L’argument économique contre le partage

Posons comme principe que le partage d’œuvres sur Internet sans but de profit ne doit en aucune manière être restreint. Quelles justifications peuvent amener à le rejeter ?

Il n’y en a qu’une, elle est économique : permettre aux auteurs d’être rémunérés. Effectivement, une offre illimitée, accessible à tous (grâce au partage), et un coût marginal nul impliquent un prix nul. Il faudrait alors restaurer une certaine rareté afin de pouvoir vendre.

Mais par ailleurs, l’objectif de l’économie, c’est de surmonter au mieux la rareté. C’est là que la justification économique devient absurde : il s’agirait de restaurer une certaine rareté dans le but de résoudre un problème économique, alors que le but de l’économie est de résoudre les problèmes que pose la rareté. Ce serait lutter contre l’objectif afin de conserver ce contre quoi on lutte.

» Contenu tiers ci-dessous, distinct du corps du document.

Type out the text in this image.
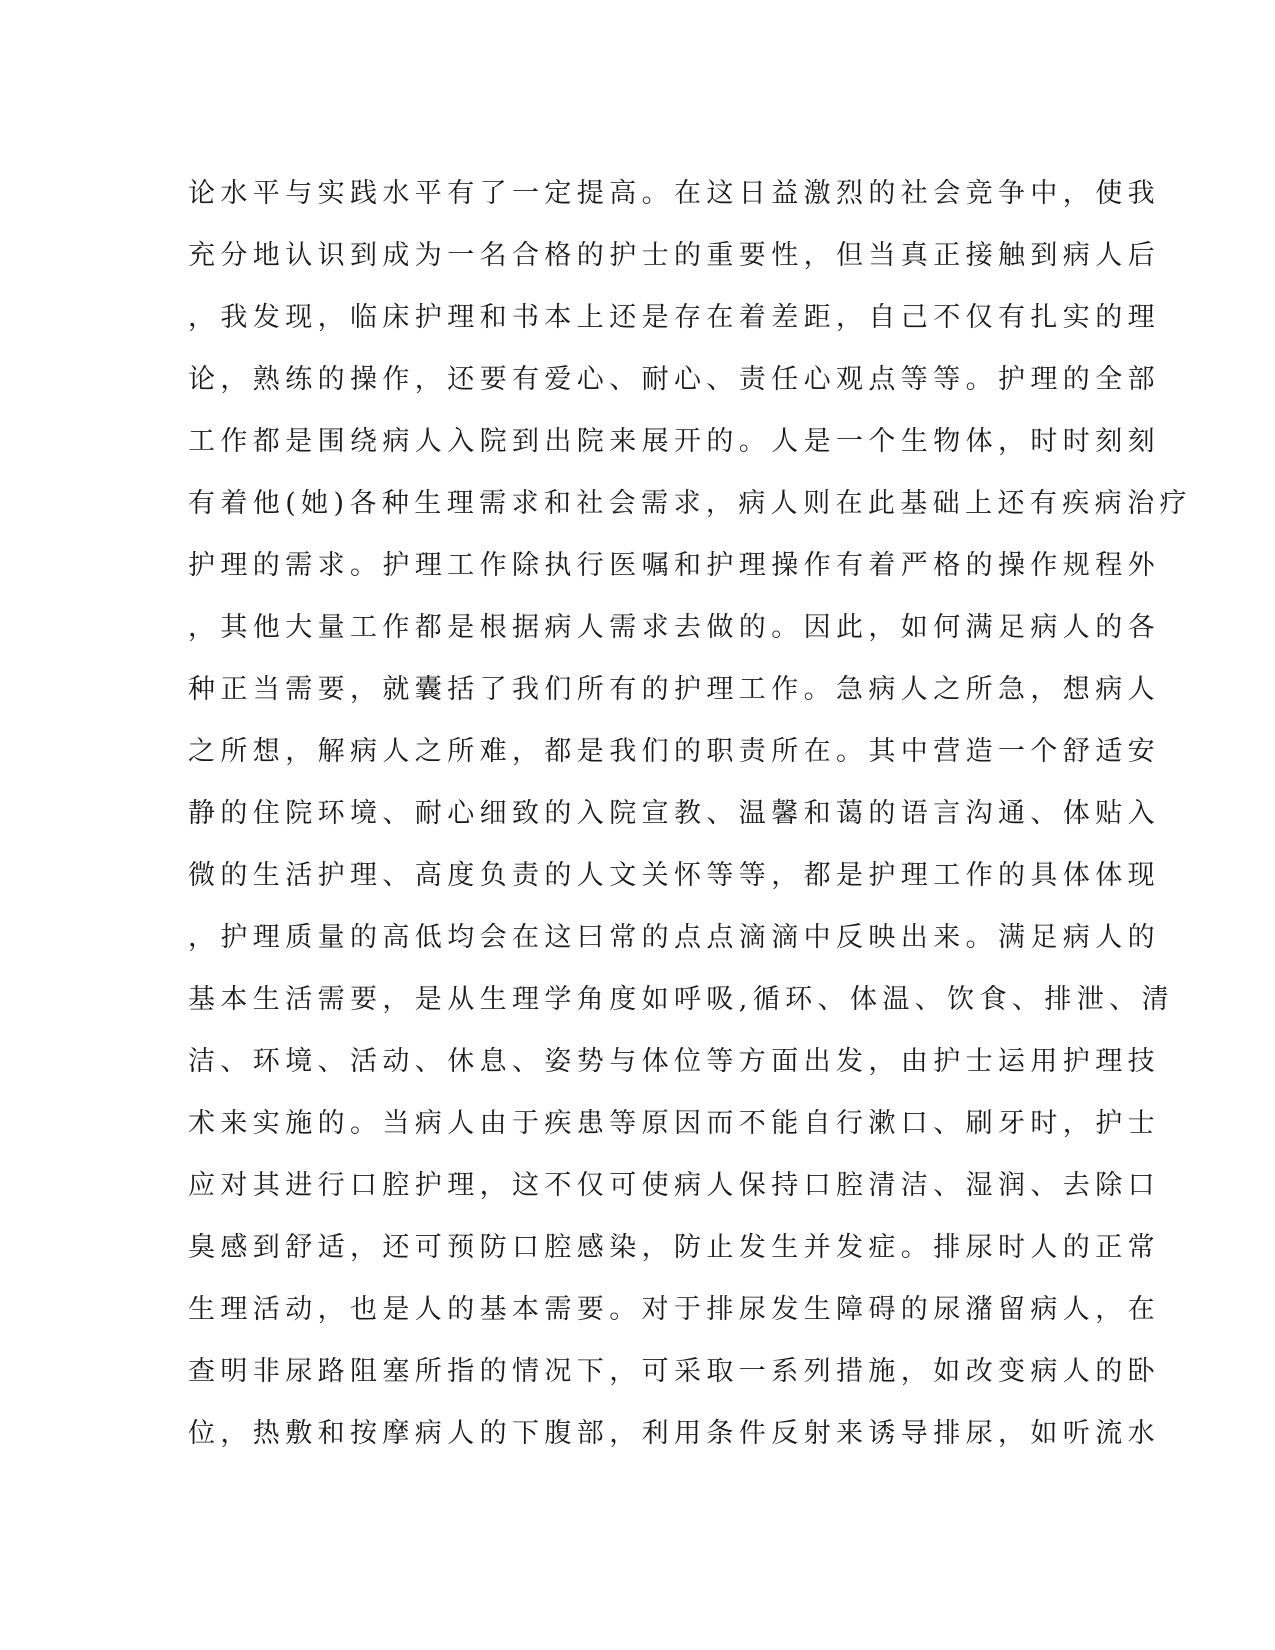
论水平与实践水平有了一定提高。在这日益激烈的社会竞争中，使我
充分地认识到成为一名合格的护士的重要性，但当真正接触到病人后
，我发现，临床护理和书本上还是存在着差距，自己不仅有扎实的理
论，熟练的操作，还要有爱心、耐心、责任心观点等等。护理的全部
工作都是围绕病人入院到出院来展开的。人是一个生物体，时时刻刻
有着他(她)各种生理需求和社会需求，病人则在此基础上还有疾病治疗
护理的需求。护理工作除执行医嘱和护理操作有着严格的操作规程外
，其他大量工作都是根据病人需求去做的。因此，如何满足病人的各
种正当需要，就囊括了我们所有的护理工作。急病人之所急，想病人
之所想，解病人之所难，都是我们的职责所在。其中营造一个舒适安
静的住院环境、耐心细致的入院宣教、温馨和蔼的语言沟通、体贴入
微的生活护理、高度负责的人文关怀等等，都是护理工作的具体体现
，护理质量的高低均会在这曰常的点点滴滴中反映出来。满足病人的
基本生活需要，是从生理学角度如呼吸,循环、体温、饮食、排泄、清
洁、环境、活动、休息、姿势与体位等方面出发，由护士运用护理技
术来实施的。当病人由于疾患等原因而不能自行漱口、刷牙时，护士
应对其进行口腔护理，这不仅可使病人保持口腔清洁、湿润、去除口
臭感到舒适，还可预防口腔感染，防止发生并发症。排尿时人的正常
生理活动，也是人的基本需要。对于排尿发生障碍的尿潴留病人，在
查明非尿路阻塞所指的情况下，可采取一系列措施，如改变病人的卧
位，热敷和按摩病人的下腹部，利用条件反射来诱导排尿，如听流水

En clair, l’économie ne peut pas être une justification en soi, en dernier ressort, car elle ne s’applique qu’à la rareté. Tout ce qui est surabondant, non-rival, devrait être hors-marché. Sinon, il faudrait interdire le soleil.

Bien sûr, je ne dis pas qu’il faut supprimer l’économie ; je dis juste qu’elle ne s’applique qu’aux domaines de rareté. Dans le cas limite où tout serait surabondant, n’appliquer l’économie qu’aux domaines de la rareté conduirait effectivement à la suppression totale de l’économie. Dans ce monde imaginaire, ce serait très logique : si chacun pouvait tout avoir sans effort, pourquoi restreindre l’accès aux biens en le conditionnant à une « rémunération » qui n’aurait alors aucun sens ? Tout le monde y serait perdant.

Toute la difficulté est de vivre dans un monde composé à la fois de rareté et d’abondance. Et beaucoup tentent de restaurer la rareté partout uniquement pour faire fonctionner l’économie. Quel paradoxe !

Solutions

Ce billet a pour unique but de rejeter l’argument économique contre le partage sans but de profit, pas de conclure sur une solution définitive.

Selon moi, les solutions à envisager, quelles qu’elles soient, doivent respecter le principe que nous avons posé.

C’est le cas de la contribution créative (ou licence globale). Mais cette proposition amène quelques critiques (ici et par exemple).

Pour ma part, vous le savez, je suis convaincu que le financement de la création est un cas particulier d’un problème plus général, dont (au moins une partie de) la solution est le dividende universel.